Many states across the US have passed new privacy laws enabling consumers to request the deletion of their personal data. These laws will cover millions of businesses.
But after decades of near-zero privacy regulation, are US businesses ready to deal with data deletion requests?
Here’s a look at how the “right to delete” works and how the principles of data minimization and storage limitation can help reduce the associated headaches and resource costs.
A right to be forgotten?
The right to delete personal data is sometimes called the “right to be forgotten”.
This phrase derives from a 2017 EU court case known as “Google Spain”, which confirmed that search engines must erase results that include personal data under certain circumstances. The phrase now features in the EU and UK General Data Protection Regulation (GDPR).
But “the right to be forgotten” is arguably a misleading term, considering what data protection and privacy laws say.
Even in the EU, the “right to erasure” is only granted under certain conditions, namely:
- The personal data is no longer needed for the purpose for it was collected
- The individual consented to the processing of the personal data and has since withdrawn consent
- The individual has raised a valid request under the GDPR’s “right to object”
- The personal data has been processed unlawfully
- There’s a legal obligation to erase the data
- The personal data relates to a child and was collected in connection with an online service
If a person submits a request under the GDPR’s “right to erasure” and is not covered by one of the above conditions, the organization has no obligation to delete their personal data. And even if one of the above conditions does apply, there are exceptions, including:
- Freedom of expression
- Legal compliance
- Public health
- Certain archiving and research purposes
- Establishing or defending legal claims.
As such, the right to delete personal data is not absolute – even in the EU and the UK.
Sweeping new data deletion laws
Strict data protection laws providing a “right to delete” are usually associated with Europe. But in recent years, many states across the US have passed laws requiring businesses to delete consumers’ personal data on request, including:
- California Consumer Privacy Act (CCPA), first passed in 2020 and amended in 2023 by the California Privacy Rights Act (CPRA)
- Virginia Consumer Data Protection Act (VCDPA)
- Colorado Privacy Act (CPA)
- Connecticut Data Privacy Act (CTDPA)
- Utah Consumer Privacy Act (UCPA)
The above list includes only laws currently in effect. In total, at least 13 states have passed laws that include a right for consumers to delete their personal data, most of which will take effect over the next two years.
These laws also bring consumers the right to access a copy of their personal data and (except in Utah) correct inaccurate personal data.
Deletion requests must generally be fulfilled within 45 days. And if a consumer isn’t happy with a company’s response, they can often complain to the relevant state’s Attorney General.
While not every US business will be covered by such a law, it’s clear that thousands of organizations across the US will need to get their data-deletion houses in order.
Exceptions to the right to delete
As under the UK and EU GDPR, there are exceptions to the “right to delete” under these US laws, too.
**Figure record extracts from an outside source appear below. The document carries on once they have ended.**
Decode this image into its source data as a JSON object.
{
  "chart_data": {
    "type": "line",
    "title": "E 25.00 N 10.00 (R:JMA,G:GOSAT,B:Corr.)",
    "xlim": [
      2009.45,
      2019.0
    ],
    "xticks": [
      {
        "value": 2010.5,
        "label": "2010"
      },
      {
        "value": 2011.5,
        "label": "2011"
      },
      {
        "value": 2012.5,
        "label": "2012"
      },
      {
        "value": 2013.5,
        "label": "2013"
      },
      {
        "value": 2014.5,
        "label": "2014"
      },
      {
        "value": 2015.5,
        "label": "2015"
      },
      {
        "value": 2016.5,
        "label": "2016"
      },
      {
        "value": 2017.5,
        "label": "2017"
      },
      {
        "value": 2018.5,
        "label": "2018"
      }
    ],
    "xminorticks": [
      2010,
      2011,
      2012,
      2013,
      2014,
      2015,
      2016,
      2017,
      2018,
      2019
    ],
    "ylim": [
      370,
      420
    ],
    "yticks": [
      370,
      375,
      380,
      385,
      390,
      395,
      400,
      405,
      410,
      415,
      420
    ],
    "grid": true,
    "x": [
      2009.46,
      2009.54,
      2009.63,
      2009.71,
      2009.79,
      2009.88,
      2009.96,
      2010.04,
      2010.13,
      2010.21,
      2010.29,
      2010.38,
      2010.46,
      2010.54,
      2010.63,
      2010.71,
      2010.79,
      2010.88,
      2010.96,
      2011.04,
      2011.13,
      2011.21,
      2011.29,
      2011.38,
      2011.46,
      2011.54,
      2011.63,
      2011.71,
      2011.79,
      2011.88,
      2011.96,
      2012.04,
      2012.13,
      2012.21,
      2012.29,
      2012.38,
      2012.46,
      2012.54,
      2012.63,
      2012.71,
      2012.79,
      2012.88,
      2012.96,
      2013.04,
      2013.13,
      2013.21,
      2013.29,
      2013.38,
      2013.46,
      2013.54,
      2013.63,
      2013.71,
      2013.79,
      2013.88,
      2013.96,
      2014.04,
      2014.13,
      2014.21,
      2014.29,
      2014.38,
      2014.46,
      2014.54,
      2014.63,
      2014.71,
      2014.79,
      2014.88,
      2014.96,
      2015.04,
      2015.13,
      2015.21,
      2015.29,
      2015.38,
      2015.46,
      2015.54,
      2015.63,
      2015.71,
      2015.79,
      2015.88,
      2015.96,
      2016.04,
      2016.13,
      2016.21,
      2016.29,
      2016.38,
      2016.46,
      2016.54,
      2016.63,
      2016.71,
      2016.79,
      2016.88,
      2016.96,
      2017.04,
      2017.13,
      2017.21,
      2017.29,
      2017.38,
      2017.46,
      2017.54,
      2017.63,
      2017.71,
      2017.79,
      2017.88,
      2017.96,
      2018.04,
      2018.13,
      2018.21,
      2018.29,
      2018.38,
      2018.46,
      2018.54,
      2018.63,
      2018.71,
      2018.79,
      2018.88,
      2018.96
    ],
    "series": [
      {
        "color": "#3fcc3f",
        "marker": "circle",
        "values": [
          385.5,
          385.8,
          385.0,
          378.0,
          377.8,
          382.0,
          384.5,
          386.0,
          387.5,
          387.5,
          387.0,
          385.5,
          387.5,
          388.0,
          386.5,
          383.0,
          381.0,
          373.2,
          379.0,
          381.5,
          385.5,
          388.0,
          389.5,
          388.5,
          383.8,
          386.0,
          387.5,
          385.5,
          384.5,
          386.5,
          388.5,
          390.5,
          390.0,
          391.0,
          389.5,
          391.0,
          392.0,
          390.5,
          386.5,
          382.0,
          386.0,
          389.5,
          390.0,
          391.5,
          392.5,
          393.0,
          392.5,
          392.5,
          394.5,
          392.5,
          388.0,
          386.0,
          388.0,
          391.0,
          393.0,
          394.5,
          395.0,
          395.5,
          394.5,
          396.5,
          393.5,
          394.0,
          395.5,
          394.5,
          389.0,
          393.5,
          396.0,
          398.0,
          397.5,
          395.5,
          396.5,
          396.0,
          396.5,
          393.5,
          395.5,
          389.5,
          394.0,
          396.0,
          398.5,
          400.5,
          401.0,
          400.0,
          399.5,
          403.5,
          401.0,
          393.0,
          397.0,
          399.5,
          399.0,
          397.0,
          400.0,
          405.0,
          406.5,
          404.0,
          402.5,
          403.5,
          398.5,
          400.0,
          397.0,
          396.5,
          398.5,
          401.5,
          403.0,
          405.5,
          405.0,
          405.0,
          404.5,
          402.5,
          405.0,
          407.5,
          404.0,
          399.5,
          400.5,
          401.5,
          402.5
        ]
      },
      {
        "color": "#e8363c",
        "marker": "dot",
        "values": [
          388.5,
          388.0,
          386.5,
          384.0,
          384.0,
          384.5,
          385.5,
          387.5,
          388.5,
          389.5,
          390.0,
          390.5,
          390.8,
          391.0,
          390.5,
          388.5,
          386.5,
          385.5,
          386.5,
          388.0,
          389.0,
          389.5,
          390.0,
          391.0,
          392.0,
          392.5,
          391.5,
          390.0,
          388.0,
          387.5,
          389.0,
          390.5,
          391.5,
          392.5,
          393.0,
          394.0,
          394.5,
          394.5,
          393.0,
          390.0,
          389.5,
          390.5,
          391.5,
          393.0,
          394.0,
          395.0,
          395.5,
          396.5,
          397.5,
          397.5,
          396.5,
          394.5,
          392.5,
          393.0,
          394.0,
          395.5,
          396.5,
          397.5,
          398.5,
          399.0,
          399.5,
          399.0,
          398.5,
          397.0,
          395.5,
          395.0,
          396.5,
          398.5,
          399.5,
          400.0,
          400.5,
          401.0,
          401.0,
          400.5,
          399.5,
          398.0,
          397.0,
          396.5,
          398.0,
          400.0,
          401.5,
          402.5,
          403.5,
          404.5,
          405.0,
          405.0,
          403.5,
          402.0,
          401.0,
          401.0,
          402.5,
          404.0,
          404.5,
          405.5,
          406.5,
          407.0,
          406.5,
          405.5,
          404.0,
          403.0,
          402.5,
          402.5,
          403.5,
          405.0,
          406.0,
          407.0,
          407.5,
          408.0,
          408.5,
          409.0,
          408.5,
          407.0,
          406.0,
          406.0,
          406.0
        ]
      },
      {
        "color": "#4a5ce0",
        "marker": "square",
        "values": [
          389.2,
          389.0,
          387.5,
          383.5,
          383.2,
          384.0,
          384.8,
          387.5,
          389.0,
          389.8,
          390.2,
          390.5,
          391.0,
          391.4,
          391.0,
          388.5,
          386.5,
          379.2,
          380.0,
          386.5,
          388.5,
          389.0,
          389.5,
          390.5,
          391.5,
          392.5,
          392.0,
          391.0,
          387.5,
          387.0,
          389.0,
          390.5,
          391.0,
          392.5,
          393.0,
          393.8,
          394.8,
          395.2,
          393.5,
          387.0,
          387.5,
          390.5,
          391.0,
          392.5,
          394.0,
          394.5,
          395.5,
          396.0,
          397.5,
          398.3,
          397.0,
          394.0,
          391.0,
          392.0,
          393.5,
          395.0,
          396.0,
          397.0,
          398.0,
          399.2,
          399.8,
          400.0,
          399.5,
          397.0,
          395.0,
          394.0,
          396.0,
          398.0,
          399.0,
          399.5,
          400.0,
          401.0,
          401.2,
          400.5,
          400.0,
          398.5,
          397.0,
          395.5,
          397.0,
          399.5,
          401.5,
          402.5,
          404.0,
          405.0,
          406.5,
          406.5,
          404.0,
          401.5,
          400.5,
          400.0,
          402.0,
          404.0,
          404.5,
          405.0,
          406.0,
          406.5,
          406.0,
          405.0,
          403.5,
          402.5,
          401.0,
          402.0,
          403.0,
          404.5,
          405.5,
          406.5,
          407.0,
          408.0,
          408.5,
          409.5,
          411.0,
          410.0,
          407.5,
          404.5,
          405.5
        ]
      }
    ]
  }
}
For example, in Virginia (the state whose privacy law inspired similar bills in many other states), a business does not have to comply with a consumer’s deletion request if the business:
- Cannot reasonably associate the data with the consumer, or it would be “unreasonably burdensome” to do so, and
- Doesn’t use the personal data to recognize or respond to the consumer, or associate it with other personal data about the consumer, and
- Doesn’t sell the personal data or disclose it to any third party (other than its “processors”).
Also, “pseudonymous” data isn’t covered by the right to delete in Virginia, meaning that businesses can apply certain data masking techniques to data and bring it out of the scope of the right to delete.
Data minimization and storage limitation
Despite all these conditions and exceptions, businesses covered by data protection and privacy laws should expect to receive deletion (and access and correction) requests from their customers.
Often, the best response to such a request is, “We don’t have that data”.
Many new US privacy laws, like the EU law that inspired them, limit the amount of personal data that businesses may collect, and sometimes limit how long businesses may store personal data. These principles are known as “data minimization” and “storage limitation”.
Essentially, these principles prohibit you from collecting, using, or storing personal data unless you have a specific reason to do so.
For example, California’s CCPA states that businesses may only collect personal data that is “reasonably necessary and proportionate to achieve the purposes for which the personal information was collected or processed…”
And while the CCPA’s “storage limitation” principle is slightly more nuanced; the upshot is that you should not be storing personal data longer than necessary.
But minimizing the amount of data you collect, and store has benefits beyond legal compliance, including:
- Less work when responding to consumer rights requests
- Decreased risk of data breaches
- Decreased storage costs and environmental impact
- More efficient data management
It’s a good time to map and review all the personal data your business holds, and deleting anything you don’t need.